Edwin Cameron’s gripping and revealing new book is part memoir and part ode to the law. The book opens at the funeral of Cameron’s sister Laura when he was just seven. His father was accompanied by prison officials, having been briefly let out of prison for the occasion. This was the young Cameron’s first exposure to the law...
In Justice, Cameron explains and defends the role of the law in South Africa’s continuing transition. He draws on his own life experience – of poverty, of a youth spent in a children’s home, of his differentness and of stigma – to illustrate the power and the limitations of the law.
Cameron argues his case – that the Constitution offers South Africans our best chance for a just society – with personal passion, but also with the insights gained from hard years of judicial experience. Published in the run-on to the national election, Justice comes at a critical time in our country.
"The flow and integration are excellent. The ending is powerful and very meaningful. A really different and special and hopeful and great addition to our legal literature, and a courageous and constructive and encouraging autobiographical contribution. I am sure it will be received with enthusiasm and acclaim". – Justice Laurie Ackermann
"A remarkable integration of fascinating and often moving personal memoir, professional reminiscence and acute historical analysis of South African law, politics and society." – Sir Sydney Kentridge, QC
"[A]n enormously compelling work of advocacy for constitutional democracy, uniquely compelling, in fact, because nobody else could possibly have written it. The way Cameron uses his position and stature and personal history to tell a story about the public values that ought to constitute our common world is admirable and enormously creative. ... a powerful piece of propaganda in the debate about what it is that we have transitioned to; I hope it gets read very widely, widely enough to challenge the rival propagandas." – Johnny Steinberg
About the author -
Edwin Cameron has been a Justice of South Africa’s highest court, the Constitutional Court, since 1 January 2009.

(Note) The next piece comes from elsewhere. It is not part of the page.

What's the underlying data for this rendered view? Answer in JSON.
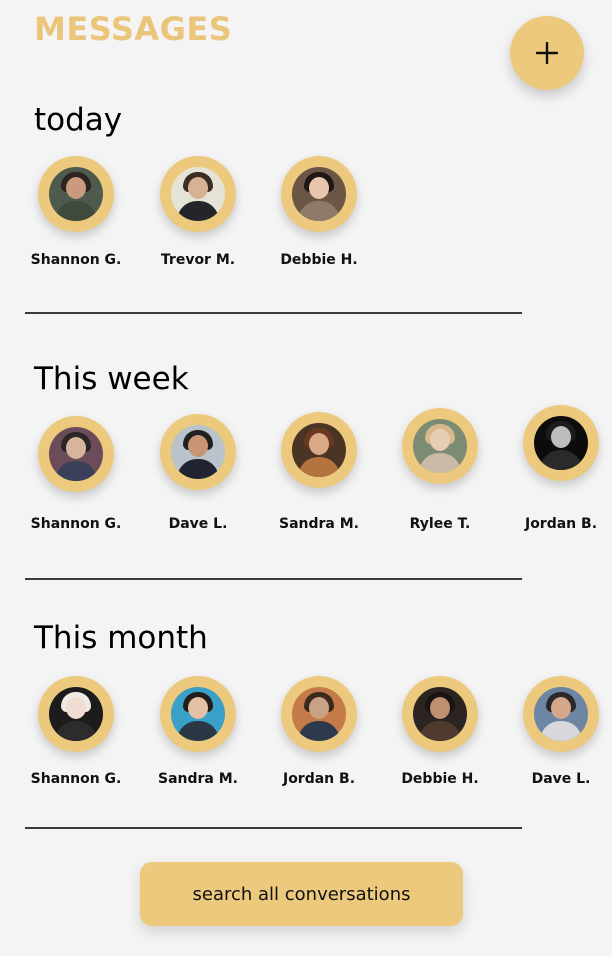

Cameron was educated at Pretoria Boys’ High School, Stellenbosch and Oxford, where he was a Rhodes Scholar and won the top academic awards and prizes. During apartheid he was a human rights lawyer. President Mandela appointed him a judge in 1994. Before serving in the Constitutional Court, he was a Judge of the Supreme Court of Appeal for eight years, and a Judge of the High Court for six.
Cameron was an outspoken critic of then President Thabo Mbeki’s AIDS-denialist policies, and in 2005 wrote a prize-winning memoir, Witness to AIDS, about his own experience of living with AIDS. Published in South Africa, the United Kingdom, the United States and in translation in Germany and in China, Witness to AIDS was co-winner of the prestigious Sunday Times Alan Paton award.
Cameron chaired the governing council of the University of the Witwatersrand for more than ten years (1998-2008), and remains involved in charitable and public causes. He has received numerous honours for his legal and human rights work, including a special award by the Bar of England and Wales in 2002 for his ‘contribution to international jurisprudence and the protection of human rights’.
He is an honorary fellow of the Society for Advanced Legal Studies, London, and of Keble College, Oxford (2003), as well as an honorary bencher of the Middle Temple, London (2008). He holds honorary doctorates in law from King’s College London (2008), the University of the Witwatersrand, Johannesburg (2009), Oxford University (2011) and the University of St Andrews (2012).